In view of the Prime Minister's distinguished record in support of War on Want, which is deeply concerned with the position of the Tamils in Ceylon, will he tell us whether he raised the problem of these Stateless people, who are without votes, representation or sustenance in the tea estates, largely because of their political position?

The Prime Minister

I am aware of the problem. I did not raise the matter with Mrs. Bandaranaike because it must be regarded—whatever the feelings of my hon. Friend, or of War on Want, of which I was a founder—as an internal affair of the Sri Lanka Government.

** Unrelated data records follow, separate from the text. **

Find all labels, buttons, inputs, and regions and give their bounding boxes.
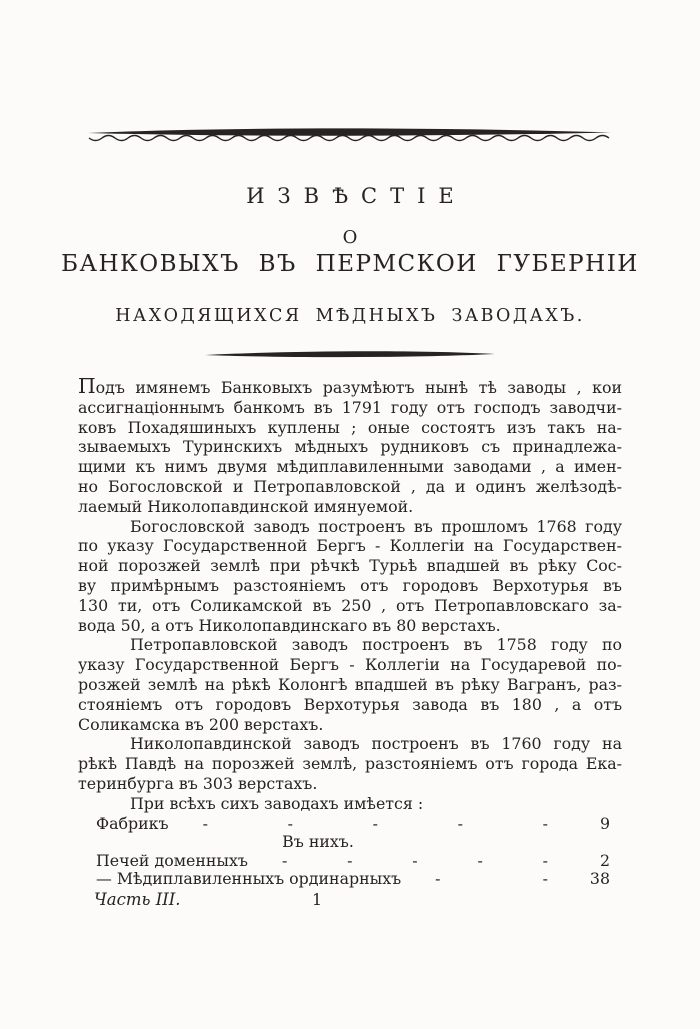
body-line: теринбурга въ 303 верстахъ. (78, 773, 318, 793)
row-label: — Мѣдиплавиленныхъ ординарныхъ (96, 869, 402, 889)
inventory-table (78, 815, 622, 889)
body-text (78, 374, 622, 814)
body-line: При всѣхъ сихъ заводахъ имѣется : (130, 793, 424, 813)
body-line: Петропавловской заводъ построенъ въ 1758 году по (130, 635, 622, 655)
body-line: вода 50, а отъ Николопавдинскаго въ 80 верстахъ. (78, 615, 501, 635)
body-line: но Богословской и Петропавловской , да и одинъ желѣзодѣ- (78, 476, 622, 496)
body-line: Подъ имянемъ Банковыхъ разумѣютъ нынѣ тѣ заводы , кои (78, 374, 622, 398)
page-number: 1 (312, 889, 323, 909)
row-label: Фабрикъ (96, 813, 169, 833)
table-row (78, 852, 622, 871)
body-line: 130 ти, отъ Соликамской въ 250 , отъ Петропавловскаго за- (78, 595, 622, 615)
table-row (78, 870, 622, 889)
subtitle: НАХОДЯЩИХСЯ МѢДНЫХЪ ЗАВОДАХЪ. (115, 306, 585, 326)
body-line: Соликамска въ 200 верстахъ. (78, 714, 324, 734)
body-line: Николопавдинской заводъ построенъ въ 1760 году на (130, 734, 622, 754)
page-footer (78, 890, 622, 910)
page-content (78, 374, 622, 910)
row-leader-dashes: - - - - - (281, 850, 548, 870)
body-line: по указу Государственной Бергъ - Коллегіи на Государствен- (78, 536, 622, 556)
body-line: зываемыхъ Туринскихъ мѣдныхъ рудниковъ съ принадлежа- (78, 437, 622, 457)
body-line: стояніемъ отъ городовъ Верхотурья завода въ 180 , а отъ (78, 694, 622, 714)
body-line: Богословской заводъ построенъ въ прошломъ 1768 году (130, 516, 622, 536)
body-line: ковъ Похадяшиныхъ куплены ; оные состоятъ изъ такъ на- (78, 417, 622, 437)
row-value: 2 (599, 850, 610, 870)
body-line: щими къ нимъ двумя мѣдиплавиленными заводами , а имен- (78, 457, 622, 477)
row-value: 38 (589, 869, 610, 889)
divider-swelled-bar (205, 351, 495, 357)
body-line: лаемый Николопавдинской имянуемой. (78, 496, 414, 516)
part-label: Часть III. (94, 889, 181, 909)
section-divider-rule (205, 349, 495, 361)
page-title: ИЗВѢСТІЕ (246, 184, 467, 208)
ornament-wavy-line (89, 136, 609, 141)
body-line: ассигнаціоннымъ банкомъ въ 1791 году отъ господъ заводчи- (78, 397, 622, 417)
row-leader-dashes: - - (435, 869, 548, 889)
row-leader-dashes: - - - - - (202, 813, 548, 833)
body-line: розжей землѣ на рѣкѣ Колонгѣ впадшей въ рѣку Вагранъ, раз- (78, 674, 622, 694)
row-label: Печей доменныхъ (96, 850, 248, 870)
header-ornament-rule (88, 126, 612, 146)
table-subheading: Въ нихъ. (282, 832, 354, 852)
row-value: 9 (599, 813, 610, 833)
title-preposition: О (342, 227, 358, 248)
body-line: указу Государственной Бергъ - Коллегіи на Государевой по- (78, 655, 622, 675)
ornament-thick-bar (88, 128, 611, 135)
body-line: ву примѣрнымъ разстояніемъ отъ городовъ Верхотурья въ (78, 575, 622, 595)
body-line: рѣкѣ Павдѣ на порозжей землѣ, разстояніемъ отъ города Ека- (78, 754, 622, 774)
table-row (78, 815, 622, 834)
body-line: ной порозжей землѣ при рѣчкѣ Турьѣ впадшей въ рѣку Сос- (78, 556, 622, 576)
title-main-line: БАНКОВЫХЪ ВЪ ПЕРМСКОИ ГУБЕРНІИ (61, 251, 639, 277)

Pay Negotiations (Prime Minister's Speech)

Q7. Mr. Sandelson

asked the Prime Minister if he will place in the Library a copy of his public speech at Poplar on Monday 19th May on pay negotiations.

The Prime Minister

I did so, Sir, on 20th May.

Mr. Sandelson

Is the Prime Minister aware that he said—and I quote—[Interruption.] I withdraw the personal quotation. The Prime Minister said that the big battalions should show restraint in the use of their industrial muscle during this period of unparalleled economic difficulty. Will he now say something about the vexed question of differentials, the solution of which would go some way to relieving the position of the lower paid?

[column 1192]

The Prime Minister

What I said about differentials I said to the TUC last year. I know from Questions put by the Leader of the Liberal Party this afternoon that this is a matter about which we are all deeply concerned. I answered a Question about differentials last week. The subject has been considered by the Economic Committee of the TUC and will be considered by the General Council in the light of proposals for a flat-rate increase on which I commented last week. The problem has been that when low-paid workers have received a flat-rate increase on a given poundage it has been translated into percentages, and people who are far better off—not only manual workers but white-collar and managerial workers—have said that they wanted the same percentage to maintain differentials. By maintaining the percentage differential they vastly increase the differential in cash terms. This is a problem to which the Government and the TUC are devoting a great deal of attention.

Mr. Prior

Apropos the Question answered earlier, may I suggest to the right hon. Gentleman that it would be more accurate, in view of the Government's record, to say that any fool can get a settlement with surrender? What is the Government's policy towards the railway dispute?

The Prime Minister

It is exactly as we have explained it to the union and the board. I do not believe that it would help at this stage—[Interruption.] We have made it clear—we did this at the weekend—that we cannot possibly go along with the union's claim or with negotiations related to getting anything like that. We have made this very plain. We have explained to the union that although the consequences of a strike in support of the claim would be costly to the country at home and abroad, particularly for the travelling public and the movement of essential goods, the acceptance of a doctrine which would involve agreeing to the claim would be even more damaging.